The report also showed that at least 10% of residential mortgages were underwater in the third quarter of 2021 (the latest data available on owners owing more than their properties are worth) in 18 of the 50 most at-risk counties. Nationwide, 7.1% of mortgages fell into that category, the findings showed. Those with the highest underwater rates among the 50 most at-risk counties were: Kennebec County in Augusta, Maine, with 29.6% of mortgages underwater; Webb County in Laredo, Texas with 23.3%; Kankakee County, Illinois outside Chicago, with 19%; Saint Clair County, Illinois, outside St. Louis, Missouri with 18.3%; and Cumberland County in Fayetteville, North Carolina with 8.1% of mortgages underwater.

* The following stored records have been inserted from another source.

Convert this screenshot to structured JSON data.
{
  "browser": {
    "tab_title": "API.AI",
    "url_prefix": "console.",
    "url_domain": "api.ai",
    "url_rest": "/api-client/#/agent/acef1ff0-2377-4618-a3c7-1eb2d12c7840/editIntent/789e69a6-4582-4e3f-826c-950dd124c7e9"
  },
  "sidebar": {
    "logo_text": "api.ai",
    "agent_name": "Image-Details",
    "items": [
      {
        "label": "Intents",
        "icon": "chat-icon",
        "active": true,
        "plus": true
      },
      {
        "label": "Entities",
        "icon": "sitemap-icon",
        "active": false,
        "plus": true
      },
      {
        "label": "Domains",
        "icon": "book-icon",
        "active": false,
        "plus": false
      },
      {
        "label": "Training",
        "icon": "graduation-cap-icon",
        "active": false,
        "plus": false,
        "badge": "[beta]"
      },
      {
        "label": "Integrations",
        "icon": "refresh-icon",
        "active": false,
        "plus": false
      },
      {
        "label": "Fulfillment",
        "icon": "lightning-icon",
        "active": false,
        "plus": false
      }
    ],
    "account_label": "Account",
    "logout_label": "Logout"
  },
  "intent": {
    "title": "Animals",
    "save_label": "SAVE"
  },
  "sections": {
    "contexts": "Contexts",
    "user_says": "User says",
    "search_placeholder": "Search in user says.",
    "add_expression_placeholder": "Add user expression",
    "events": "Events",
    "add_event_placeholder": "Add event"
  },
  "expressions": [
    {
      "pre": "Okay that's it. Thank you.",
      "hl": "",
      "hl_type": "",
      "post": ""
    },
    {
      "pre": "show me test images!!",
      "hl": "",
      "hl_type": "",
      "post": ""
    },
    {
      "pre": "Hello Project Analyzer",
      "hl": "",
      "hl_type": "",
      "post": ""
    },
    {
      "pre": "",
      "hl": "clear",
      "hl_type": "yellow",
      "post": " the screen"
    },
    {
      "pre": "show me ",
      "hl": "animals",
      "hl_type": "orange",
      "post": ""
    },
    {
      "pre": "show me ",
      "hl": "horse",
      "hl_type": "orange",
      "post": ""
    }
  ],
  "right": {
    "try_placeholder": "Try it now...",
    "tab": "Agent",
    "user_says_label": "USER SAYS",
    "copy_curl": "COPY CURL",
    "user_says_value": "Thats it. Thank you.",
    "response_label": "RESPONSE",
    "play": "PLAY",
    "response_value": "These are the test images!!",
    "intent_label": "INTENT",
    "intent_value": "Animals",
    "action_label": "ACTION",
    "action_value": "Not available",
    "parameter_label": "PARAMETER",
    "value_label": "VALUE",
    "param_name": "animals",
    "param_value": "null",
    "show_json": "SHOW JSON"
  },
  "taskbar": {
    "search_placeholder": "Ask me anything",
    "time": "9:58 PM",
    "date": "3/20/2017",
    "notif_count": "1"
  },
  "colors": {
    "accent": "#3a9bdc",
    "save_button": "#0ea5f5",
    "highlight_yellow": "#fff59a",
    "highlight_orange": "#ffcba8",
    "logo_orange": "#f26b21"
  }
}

Foreclosures abound after moratorium is lifted
The report found that more than one in 1,500 residential properties faced a foreclosure action in the fourth quarter of 2021 in 36 of the 50 most at-risk counties. Nationwide, one in 2,446 homes were in that position, the data showed. Foreclosure actions have risen over the past few months since the July 31 end of a federal moratorium on lenders taking back properties from homeowners who fell behind on their mortgages during the virus pandemic. The highest rates of post-moratorium foreclosures in the top 50 counties were in Saint Clair County, Illinois outside St. Louis, Missouri, where one in 121 residential properties faced possible foreclosure; Camden County, New Jersey, (one in 606); Sussex County, New Jersey, (one in 709); Cumberland County, New Jersey, (one in 743) and Cook County in Chicago (one in 757).
Least at-risk counties also part of the study mix
The ATTOM research also showcased counties least vulnerable to pandemic-fueled economic erosion, each area spread throughout the South, Midwest and West. Forty-two (42) of the 50 counties least vulnerable to pandemic-related problems from among the 575 included in the fourth-quarter report were in the South, Midwest and West. Just eight were in the Northeast.